In my blog, I write about the struggles and triumphs we go through with my oldest son, aged 5, who has Autism. Sometimes I touch on my worries about my younger child, who is only 17 months old. Rarely do I talk about my job and how that impacts everything.
As an Exceptional Children’s teacher, my job is to help the children who have a harder time than their peers for whatever reason. They may have a Learning Disability, ADHD, Autism, Asperger’s, an Intellectual Disability, or any number of things. I always explain to them from the very start that my heart is in my profession. I’m very up front with them about my son, about how protective I am of him, and his struggles. I do this not because I want their sympathy, but because I want them to understand who I am. I want them to know that I’m in their corner, that I will stand behind them when they’re right, give them tough love when they’re wrong, and protect them against those who treat them as lesser persons. I am their advocate. That’s my job. And I always struggle not to get emotional when I say this to them. But I feel it so deeply that it brings tears to my eyes to think about the very possibility that I will need to defend them against those who refuse to understand them.

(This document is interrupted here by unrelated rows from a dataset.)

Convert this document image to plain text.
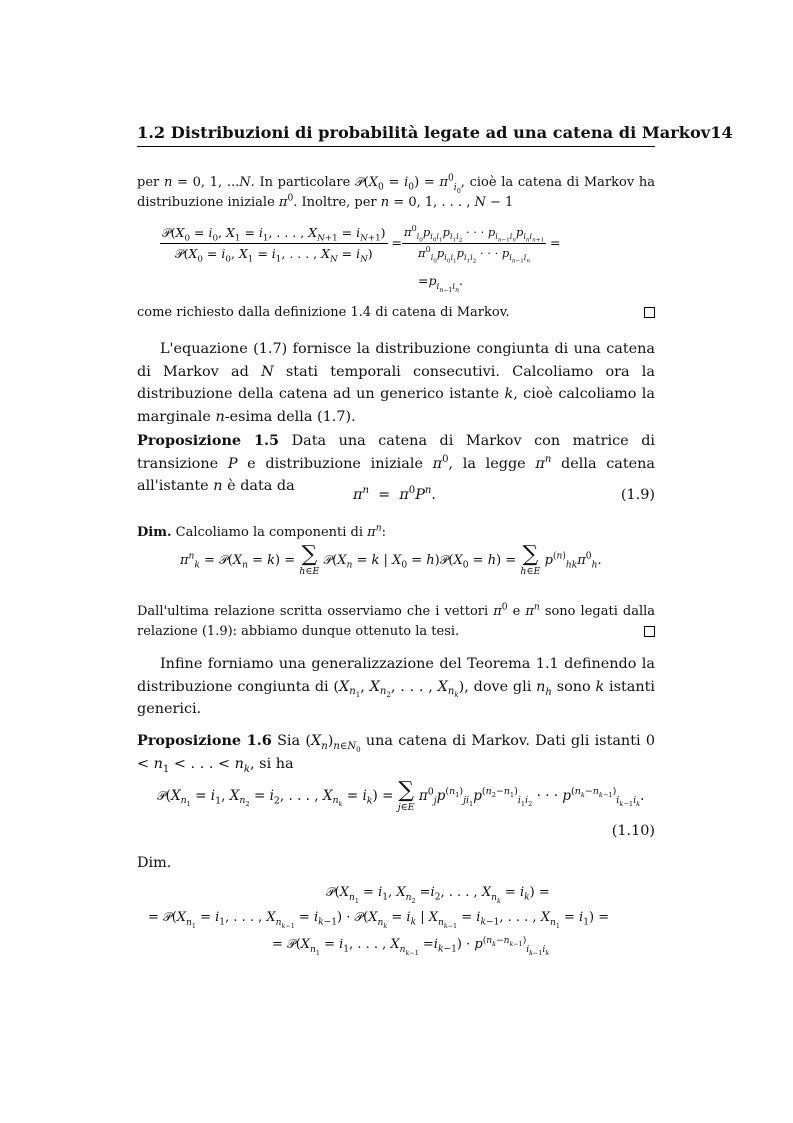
1.2 Distribuzioni di probabilità legate ad una catena di Markov14
per n = 0, 1, ...N. In particolare $𝒫(X_0 = i_0) = \pi^0_{i_0}$, cioè la catena di Markov ha distribuzione iniziale $\pi^0$. Inoltre, per n = 0, 1, . . . , N − 1
$\frac{𝒫(X_0 = i_0, X_1 = i_1, . . . , X_{N+1} = i_{N+1})}{𝒫(X_0 = i_0, X_1 = i_1, . . . , X_N = i_N)} = \frac{\pi^0_{i_0}p_{i_0i_1}p_{i_1i_2} \cdot \cdot \cdot p_{i_{n-1}i_n}p_{i_ni_{n+1}}}{\pi^0_{i_0}p_{i_0i_1}p_{i_1i_2} \cdot \cdot \cdot p_{i_{n-1}i_n}}$ =
$=p_{i_{n-1}i_n}$.
come richiesto dalla definizione 1.4 di catena di Markov.
L'equazione (1.7) fornisce la distribuzione congiunta di una catena di Markov ad N stati temporali consecutivi. Calcoliamo ora la distribuzione della catena ad un generico istante k, cioè calcoliamo la marginale n-esima della (1.7).
Proposizione 1.5 Data una catena di Markov con matrice di transizione P e distribuzione iniziale $\pi^0$, la legge $\pi^n$ della catena all'istante n è data da
$\pi^n = \pi^0P^n$.	(1.9)
Dim. Calcoliamo la componenti di $\pi^n$:
$\pi^n_k$ = $𝒫(X_n = k)$ = ∑
h∈E
$𝒫(X_n = k$ | $X_0$ = $h)𝒫(X_0 = h)$ = ∑
h∈E
$p^{(n)}_{hk}\pi^0_h$.
Dall'ultima relazione scritta osserviamo che i vettori $\pi^0$ e $\pi^n$ sono legati dalla relazione (1.9): abbiamo dunque ottenuto la tesi.
Infine forniamo una generalizzazione del Teorema 1.1 definendo la distribuzione congiunta di ($X_{n_1}$, $X_{n_2}$, . . . , $X_{n_k}$), dove gli $n_h$ sono k istanti generici.
Proposizione 1.6 Sia $(X_n)_{n\in N_0}$ una catena di Markov. Dati gli istanti $0 < n_1$ < . . . < $n_k$, si ha
$𝒫(X_{n_1} = i_1$, $X_{n_2} = i_2$, . . . , $X_{n_k} = i_k$) = ∑
j∈E
$\pi^0_jp^{(n_1)}_{ji_1}p^{(n_2-n_1)}_{i_1i_2}$ · · · $p^{(n_k-n_{k-1})}_{i_{k-1}i_k}$.
(1.10)
Dim.
$𝒫(X_{n_1} = i_1$, $X_{n_2} =i_2$, . . . , $X_{n_k} = i_k$) =
= $𝒫(X_{n_1} = i_1$, . . . , $X_{n_{k-1}} = i_{k-1}$) · $𝒫(X_{n_k} = i_k$ | $X_{n_{k-1}} = i_{k-1}$, . . . , $X_{n_1} = i_1$) =
= $𝒫(X_{n_1} = i_1$, . . . , $X_{n_{k-1}} =i_{k-1}) \cdot p^{(n_k-n_{k-1})}_{i_{k-1}i_k}$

I think the thing that bugs me the most as both a teacher and the mother of a special needs child are the parents who bully their own kids. The parents who are emotional and/or physically abusive. The parents who come to IEP meetings and tell me they know their son doesn’t REALLY have a low IQ. He’s just lazy. He can do better if he’d just try. All of this after me witnessing a whole year of their child trying and struggling. Or how about the parents who constantly tell their kids that they will never amount to anything? As if that will make them work harder.
As a teacher, I see and hear things about my students’ home lives that you only read about in the paper. Unfortunately, I feel this happens most often with our Special Needs children, and it breaks my heart. I had a student whose father is an alcoholic and physically abusive when he drinks, but who feels bad for getting his dad in trouble with Social Services and wants to go home to help him because he’s sick. I have a student whose parents openly hate each other and cannot get it together because they’re too busy arguing over whose fault it is that their child isn’t being successful. I have a child who doesn’t feel loved at home, but gets love from us at school. And, probably worst of all, I have a student who was repeatedly raped by her mother’s boyfriend, and somehow still comes to school, does her work, and has the sweetest personality.

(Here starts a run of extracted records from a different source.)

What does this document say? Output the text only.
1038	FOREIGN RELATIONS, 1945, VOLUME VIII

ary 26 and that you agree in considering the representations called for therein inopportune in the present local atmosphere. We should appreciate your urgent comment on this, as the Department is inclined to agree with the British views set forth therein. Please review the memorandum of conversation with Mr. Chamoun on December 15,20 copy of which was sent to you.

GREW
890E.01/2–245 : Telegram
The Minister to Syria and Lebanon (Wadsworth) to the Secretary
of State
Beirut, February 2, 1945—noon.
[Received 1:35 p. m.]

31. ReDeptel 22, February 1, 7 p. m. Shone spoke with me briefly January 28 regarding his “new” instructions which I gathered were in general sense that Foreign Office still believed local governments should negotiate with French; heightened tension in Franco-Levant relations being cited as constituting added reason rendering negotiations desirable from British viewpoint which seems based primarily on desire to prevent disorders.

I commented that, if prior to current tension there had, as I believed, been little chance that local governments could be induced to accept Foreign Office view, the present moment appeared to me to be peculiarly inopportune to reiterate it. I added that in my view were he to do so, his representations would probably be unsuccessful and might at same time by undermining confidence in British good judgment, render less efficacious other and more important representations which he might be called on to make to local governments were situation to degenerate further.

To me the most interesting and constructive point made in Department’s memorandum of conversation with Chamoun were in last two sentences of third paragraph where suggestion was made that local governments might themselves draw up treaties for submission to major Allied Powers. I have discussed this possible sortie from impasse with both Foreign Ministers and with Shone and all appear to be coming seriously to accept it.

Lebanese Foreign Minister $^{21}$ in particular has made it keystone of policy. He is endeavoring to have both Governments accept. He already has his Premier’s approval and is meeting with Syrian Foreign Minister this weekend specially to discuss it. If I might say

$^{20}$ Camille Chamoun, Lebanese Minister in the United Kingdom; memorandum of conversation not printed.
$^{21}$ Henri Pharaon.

Because my students often hear words of discouragement from their parents, relatives, and peers, last year I came up with a list of phrases they were no longer allowed to say. Basically, they’re not allowed to be negative while in my classroom. The rule is that they get one warning, and then they get sent out. When asked if I’d really send them out of they called themselves stupid, I asked why they’d want to do that. Don’t they have enough negativity around them without putting themselves down? Of course, I have never sent a child out for saying those things. I’ve never had to. They understand that I want them to be positive for their own sake. And I practice what I preach by always remaining positive with them.

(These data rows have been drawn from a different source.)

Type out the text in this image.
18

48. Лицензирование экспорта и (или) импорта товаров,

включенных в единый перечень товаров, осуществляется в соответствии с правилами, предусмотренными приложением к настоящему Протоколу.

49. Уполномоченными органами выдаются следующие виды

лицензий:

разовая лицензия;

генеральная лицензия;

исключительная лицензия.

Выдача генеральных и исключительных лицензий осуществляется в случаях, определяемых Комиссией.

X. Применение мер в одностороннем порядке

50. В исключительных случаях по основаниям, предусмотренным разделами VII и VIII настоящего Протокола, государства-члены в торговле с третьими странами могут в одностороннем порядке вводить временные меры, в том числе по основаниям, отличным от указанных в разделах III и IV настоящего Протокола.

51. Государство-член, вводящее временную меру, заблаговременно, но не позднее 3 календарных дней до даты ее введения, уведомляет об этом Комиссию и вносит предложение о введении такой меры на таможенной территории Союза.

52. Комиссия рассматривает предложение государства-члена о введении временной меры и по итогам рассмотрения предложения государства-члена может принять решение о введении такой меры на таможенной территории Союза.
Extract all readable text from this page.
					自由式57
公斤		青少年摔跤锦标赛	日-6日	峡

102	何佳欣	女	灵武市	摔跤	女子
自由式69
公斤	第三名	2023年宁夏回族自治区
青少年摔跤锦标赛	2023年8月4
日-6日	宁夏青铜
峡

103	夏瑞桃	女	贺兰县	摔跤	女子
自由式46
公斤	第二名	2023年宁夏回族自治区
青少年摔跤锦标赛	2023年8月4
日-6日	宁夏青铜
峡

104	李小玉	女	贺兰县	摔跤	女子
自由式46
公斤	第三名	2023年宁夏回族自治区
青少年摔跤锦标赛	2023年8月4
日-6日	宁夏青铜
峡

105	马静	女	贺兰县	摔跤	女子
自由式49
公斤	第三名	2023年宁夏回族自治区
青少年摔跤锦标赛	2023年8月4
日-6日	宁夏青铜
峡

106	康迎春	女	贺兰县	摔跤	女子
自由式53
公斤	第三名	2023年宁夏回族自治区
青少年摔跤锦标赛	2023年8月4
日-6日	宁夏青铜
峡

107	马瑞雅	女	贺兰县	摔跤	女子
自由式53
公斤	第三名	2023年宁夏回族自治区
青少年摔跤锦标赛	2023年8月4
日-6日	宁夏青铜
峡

My heart is in this job, and how couldn’t it be? When you sit on both sides of the table, you understand both positions. I want my children to be treated a certain way. I try to make sure they feel loved at home because so many of my students go without that love. And I try to make sure I have enough love to spread to those who need a little more. I make sure my children know they are loved as they are, and when I say, “my children,” I am never just talking about the ones I gave birth to.